Friday, July 4th, 2008

This Illinois School District is considering the purchase wind turbines.  In Popular Grove Illinois, The North Boone Community Unit School District is seriously considering wind turbines for rural campus.  The district has been studying wind energy as a way to reduce its energy costs.

Ward says turbines would serve an educational purpose and save the district tens of thousands on energy costs.  Students could study wind power and learn about renewable energy. Wind turbines and alternative sources of energy are very relevant to students today.illinois school wind energy windmill

Don Ward, the school board president has found that one to three wind turbines can generate electricity to power the district’s four buildings.  Many school districts in Illinois have already installed wind turbines, North Boone is hoping to follow suit as well as many other Illinois schools. Ward says the installation of wind turbines can cut the districts energy costs and utilize renewable energy.

In a rural area just north of Poplar Grove, the schools lie in a good location for wind turbines.  Since the campus isn’t in a suburban area or city, Ward said wind turbines would be able to work well because they would be placed in a setting capable of producing viable wind power.

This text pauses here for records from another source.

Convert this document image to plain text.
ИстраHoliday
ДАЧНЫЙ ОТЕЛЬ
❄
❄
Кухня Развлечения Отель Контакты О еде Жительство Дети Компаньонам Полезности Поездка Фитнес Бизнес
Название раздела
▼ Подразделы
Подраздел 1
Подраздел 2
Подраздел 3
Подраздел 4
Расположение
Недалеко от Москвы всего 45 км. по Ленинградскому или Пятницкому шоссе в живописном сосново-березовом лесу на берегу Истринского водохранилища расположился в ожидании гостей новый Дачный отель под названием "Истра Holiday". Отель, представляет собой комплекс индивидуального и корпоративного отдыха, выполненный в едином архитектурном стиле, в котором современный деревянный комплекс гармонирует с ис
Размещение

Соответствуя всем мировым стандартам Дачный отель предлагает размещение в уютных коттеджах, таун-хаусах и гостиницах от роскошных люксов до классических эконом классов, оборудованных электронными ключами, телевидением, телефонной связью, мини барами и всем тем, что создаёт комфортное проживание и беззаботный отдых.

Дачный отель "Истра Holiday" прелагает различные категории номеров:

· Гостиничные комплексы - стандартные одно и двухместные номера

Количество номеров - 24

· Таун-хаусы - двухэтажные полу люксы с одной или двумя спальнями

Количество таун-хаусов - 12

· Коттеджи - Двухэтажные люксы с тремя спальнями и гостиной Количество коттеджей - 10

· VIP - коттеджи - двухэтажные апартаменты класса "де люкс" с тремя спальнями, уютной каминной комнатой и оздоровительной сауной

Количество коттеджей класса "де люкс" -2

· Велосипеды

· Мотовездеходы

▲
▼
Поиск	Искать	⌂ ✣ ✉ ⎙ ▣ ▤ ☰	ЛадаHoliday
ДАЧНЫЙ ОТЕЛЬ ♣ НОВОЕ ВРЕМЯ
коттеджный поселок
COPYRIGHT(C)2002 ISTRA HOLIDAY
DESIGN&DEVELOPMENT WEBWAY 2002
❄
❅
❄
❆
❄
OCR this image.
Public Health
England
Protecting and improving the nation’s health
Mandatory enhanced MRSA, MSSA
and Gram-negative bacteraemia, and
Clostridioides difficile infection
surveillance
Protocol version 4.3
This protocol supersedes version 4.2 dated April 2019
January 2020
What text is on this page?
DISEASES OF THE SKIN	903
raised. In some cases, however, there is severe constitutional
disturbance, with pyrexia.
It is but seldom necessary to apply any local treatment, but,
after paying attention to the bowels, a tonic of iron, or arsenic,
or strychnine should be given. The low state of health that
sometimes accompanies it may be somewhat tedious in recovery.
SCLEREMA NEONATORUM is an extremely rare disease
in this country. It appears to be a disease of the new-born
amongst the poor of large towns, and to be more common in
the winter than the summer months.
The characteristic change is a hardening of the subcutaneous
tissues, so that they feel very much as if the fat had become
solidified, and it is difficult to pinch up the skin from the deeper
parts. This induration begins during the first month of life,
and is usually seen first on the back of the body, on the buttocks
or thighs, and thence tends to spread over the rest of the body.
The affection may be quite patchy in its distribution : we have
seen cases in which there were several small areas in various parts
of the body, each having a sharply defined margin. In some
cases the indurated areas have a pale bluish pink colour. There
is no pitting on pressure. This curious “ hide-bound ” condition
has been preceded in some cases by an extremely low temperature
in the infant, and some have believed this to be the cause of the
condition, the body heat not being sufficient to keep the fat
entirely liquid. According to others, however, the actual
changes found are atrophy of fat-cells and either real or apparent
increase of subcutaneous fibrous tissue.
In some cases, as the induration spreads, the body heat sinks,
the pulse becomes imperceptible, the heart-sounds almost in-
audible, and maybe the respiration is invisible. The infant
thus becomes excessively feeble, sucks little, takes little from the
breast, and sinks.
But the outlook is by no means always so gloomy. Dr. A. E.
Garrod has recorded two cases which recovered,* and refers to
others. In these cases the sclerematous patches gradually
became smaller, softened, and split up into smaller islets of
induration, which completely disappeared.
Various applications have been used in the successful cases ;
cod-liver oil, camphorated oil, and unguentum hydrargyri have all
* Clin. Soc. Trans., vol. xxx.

The strongest winds blow from September to June aligning with the school year calendar. Though wind turbines are expensive — a large one costs anywhere from $1.5 to $2 million while smaller ones cost upwards of $250,000 — Ward said they have a seven-year payback on the district’s investment and would save the district thousands of dollars each year in energy costs. The district currently spends $150,000 a year on electricity. Wind turbines generally have a 20-30 year life span making them a quick payback and good investment financially.

At an annual conference of school board members in Chicago the shool district heard about others investing in wind energy.  At this conference, many schools in Illinois gave presentations on their wind turbines, this started the school board thinking turbines would be a good investment for the district.